Pole Position was released in Japan on September 16, 1982. It debuted in North America at the 1982 Amusement and Music Operators Association (AMOA) show in Chicago during November 18–20, before a mass-market North American release on November 30, 1982. Namco released the game in Europe in late 1982. Following its release, Osugi stated that Namco discontinued all its older electro-mechanical driving games, viewing video games as the future of arcade racing.

The game was released in two configurations: a standard upright cabinet and an environmental cockpit cabinet. Both included a steering wheel and a gear shifter, but the cockpit version added a brake pedal alongside the accelerator; the upright version featured only an accelerator. In 1983, Atari commissioned a TV commercial for the Atari 2600 and 5200 versions, aired exclusively on MTV.

In Japan, Game Machine magazine ranked Pole Position as the highest-grossing arcade game of 1982. In the United States, it sold over 21,000 cabinets for an estimated $61 million by 1983, with weekly coin-drop earnings averaging $9.5 million. It topped the US RePlay upright cabinet charts for seven months in 1983 and the Play Meter charts for six consecutive months. It was named the highest-grossing arcade game of 1983 and again of 1984 in North America.

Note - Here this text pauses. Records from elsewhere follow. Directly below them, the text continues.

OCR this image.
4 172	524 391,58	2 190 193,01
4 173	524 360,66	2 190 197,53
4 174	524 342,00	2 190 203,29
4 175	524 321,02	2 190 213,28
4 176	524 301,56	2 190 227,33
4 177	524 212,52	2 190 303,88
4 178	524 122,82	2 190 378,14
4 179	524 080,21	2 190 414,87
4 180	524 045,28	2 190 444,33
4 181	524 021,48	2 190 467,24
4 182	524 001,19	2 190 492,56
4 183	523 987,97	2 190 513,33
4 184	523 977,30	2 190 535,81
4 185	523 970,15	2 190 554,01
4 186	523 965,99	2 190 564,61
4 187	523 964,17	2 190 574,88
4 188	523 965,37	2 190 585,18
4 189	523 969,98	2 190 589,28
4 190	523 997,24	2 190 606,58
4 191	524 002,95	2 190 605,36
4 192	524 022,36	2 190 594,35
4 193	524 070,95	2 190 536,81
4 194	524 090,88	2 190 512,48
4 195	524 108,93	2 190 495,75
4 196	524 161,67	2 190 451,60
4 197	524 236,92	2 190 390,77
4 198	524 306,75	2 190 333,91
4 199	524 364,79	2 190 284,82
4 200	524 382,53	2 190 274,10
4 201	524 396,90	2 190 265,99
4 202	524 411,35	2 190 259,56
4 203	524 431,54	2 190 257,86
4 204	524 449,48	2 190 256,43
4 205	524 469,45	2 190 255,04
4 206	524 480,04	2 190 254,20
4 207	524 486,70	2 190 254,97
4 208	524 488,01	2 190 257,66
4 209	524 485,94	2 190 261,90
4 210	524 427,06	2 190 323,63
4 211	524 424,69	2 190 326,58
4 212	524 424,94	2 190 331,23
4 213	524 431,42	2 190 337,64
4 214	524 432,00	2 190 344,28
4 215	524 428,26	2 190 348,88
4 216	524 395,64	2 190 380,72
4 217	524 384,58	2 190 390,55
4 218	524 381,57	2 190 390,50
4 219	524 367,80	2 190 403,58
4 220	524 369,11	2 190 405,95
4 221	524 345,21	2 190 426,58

Critical reception was strongly positive. Video Games magazine called it the "ultimate test of driving skill" and compared it favourably to Sega's Turbo (1981). Electronic Games gave it the 1983 Arcade Award for Coin-Op Game of the Year, praising its "dimensional depth" and "breathtaking" scenery, and noted gameplay was "reasonably faithful to real life" Formula One races. Computer and Video Games described it as "simply the most exhilarating driving simulation game on the market", noting that cars turning corners were shown "in every graphic detail". InfoWorld considered it the all-time best racing/driving game in 1983.

The Atari 8-bit version was highly praised by InfoWorld as "by far the best road-race game ever thrown on a video screen." The Commodore 64 and VIC-20 versions received more critical notices for lacking features of the arcade original.

Pole Position is regarded as one of the most influential video games of all time and the most influential racing game of its era. Bill Loguce and Matt Barton listed it as one of the 25 most influential games of all time, calling it "arguably the most important racing game ever made." In 1995, Flux magazine ranked it 32nd on their Top 100 Video Games list. In 2015, IGN placed it at the top of its list of the most influential racing games ever, citing its pioneering use of a real-world circuit, its introduction of the qualifying lap and checkpoints, and its status as the highest-grossing arcade game in North America in 1983 as having cemented the racing genre for decades.

The game spawned ports, sequels — including Pole Position II (1983), which offered four tracks — and a Saturday morning cartoon. Parker Brothers published a board game based on Pole Position in 1983. A clone called Top Racer, produced by Commodore International, led to a lawsuit by Namco against Commodore Japan that resulted in the seizure of Top Racer copies.

This article is based solely on the supplied corpus. No external sources were consulted; claims that could not be substantiated against the corpus were omitted under the drop-the-claim rule.